The Yankees also played the Red Sox' singalong song, Neil Diamond's "Sweet Caroline" -- which, retroactive creepiness aside, really doesn't have anything to do with Boston, Massachusetts or New England.  If it were an MLB team playing in Charlotte, North Carolina ("sweet carolin'"), it might be different.  But it was a good gesture to a city in mourning.  After all, at the first game at Fenway after 9/11, someone held up a sign saying, "TODAY, WE (HEART) NY."

The Yankees played the Arizona Diamondbacks, and the 2001 World Series didn't matter, either: The only man who had played in any of those games who was still with his respective team was Mariano Rivera.  (Derek Jeter and Andy Pettitte are currently injured.)

Ivan Nova started for the Yankees, and he was very solid for 4 of his 5 innings.  But he fell apart in the 3rd, and loaded the bases with nobody out.  He only let 2 runs score, but after 5 innings, Joe Girardi looked in his binder and it said, "Enough." Over the last 4 innings, Boone Logan (I am serious, and don't call me Shirley), Joba Chamberlain (I said don't call me Shirley!), David Robertson and Mariano Rivera pitched 4 innings, allowing only one baserunner (a single by Robertson).

The Yankees struck back in the bottom of the 4th.  Lyle Overbay led off with a single.  Chris Stewart, catching in place of Francisco Cervelli -- apparently, Nova is one of these diva pitchers who needs a "personal catcher," and you better be as good as Steve Carlton if you want to demand that from me -- added another single.  After Brett Gardner struck out, Robinson Cano hit a blast to right-center field, giving the Yankees a 3-2 lead.

In the 7th, Kevin Youkilis (another overage destroyer who again vindicated Brian Cashman) led off with a single.  Travis Hafner (ditto) doubled him over to 3rd.  Vernon Wells (in this case, not ditto) grounded to short, and the ever-slow Youk couldn't score.  The Diamondbacks intentionally walked Ichiro Suzuki, loading the bases.  But Eduardo Nunez flew to center to get the run home, and that was the final.

Yankees 4, Diamondbacks 2.  WP: Nova (1-1).  SV: Rivera (3).  LP: Brandon McCarthy (0-2).

So the score was 4-2 -- 42, Jackie Robinson's number.  The winning run was driven in on a home run by Robinson Cano, who claims his parents named him after Jackie, and who wears Number 24 because it's the reverse of 42.  Of course, this being Jackie Robinson Day, every player on each team was wearing 42.  And the last out was notched by Mariano Rivera, the last player to have been grandfathered in to be allowed to wear 42 regularly.

*

The Yankees are now 7-5, a game and a half behind the Red Sox, who won last night in their first game since the bombing, 7-2 over the Cleveland Indians.  As "bad starts" go, this isn't so bad at all.  Indeed, since starting 1-4, the Yankees are 6-1.
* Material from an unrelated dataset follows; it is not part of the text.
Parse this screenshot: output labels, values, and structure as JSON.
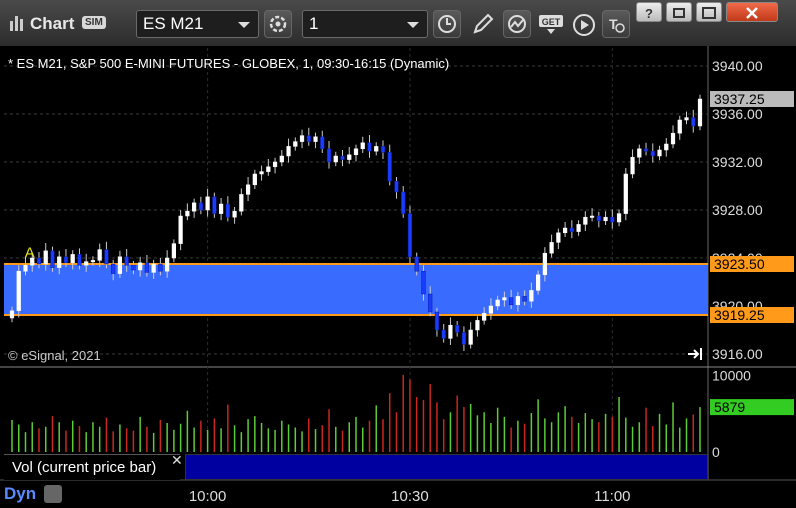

The Baltimore Orioles are 2 back; the pesky Toronto Blue Jays, new pitching acquisitions and all, are 3 1/2 back; and the Tampa Bay Rays may finally have figured out what happens when you trade away too many players to regain dollars, 5 back.

The Mets are now 7-6.  For all of Met fans' early trash talk, their bums no longer have a better record than we do.

*

The Yankees and the National Hockey League announced that, in connection with Super Bowl XLVIII being held at the Meadowlands next February, Yankee Stadium II will host 2 NHL games the preceding week.

On January 26, 2014, the New York Rangers will play the New Jersey Devils.  On January 29, the Rangers will play the New York Islanders.

In each case, the Rangers will be the visiting team.  Although, while the Devils and Islanders will have the games included in their season-ticket packages, I seriously doubt it will sound like a home game for either: The Ranger fans will no doubt snap up all the other tickets.  Presuming a season-ticket base of 15,000, that will leave 35,000 seats, and these will be the biggest home games The Scum have ever had.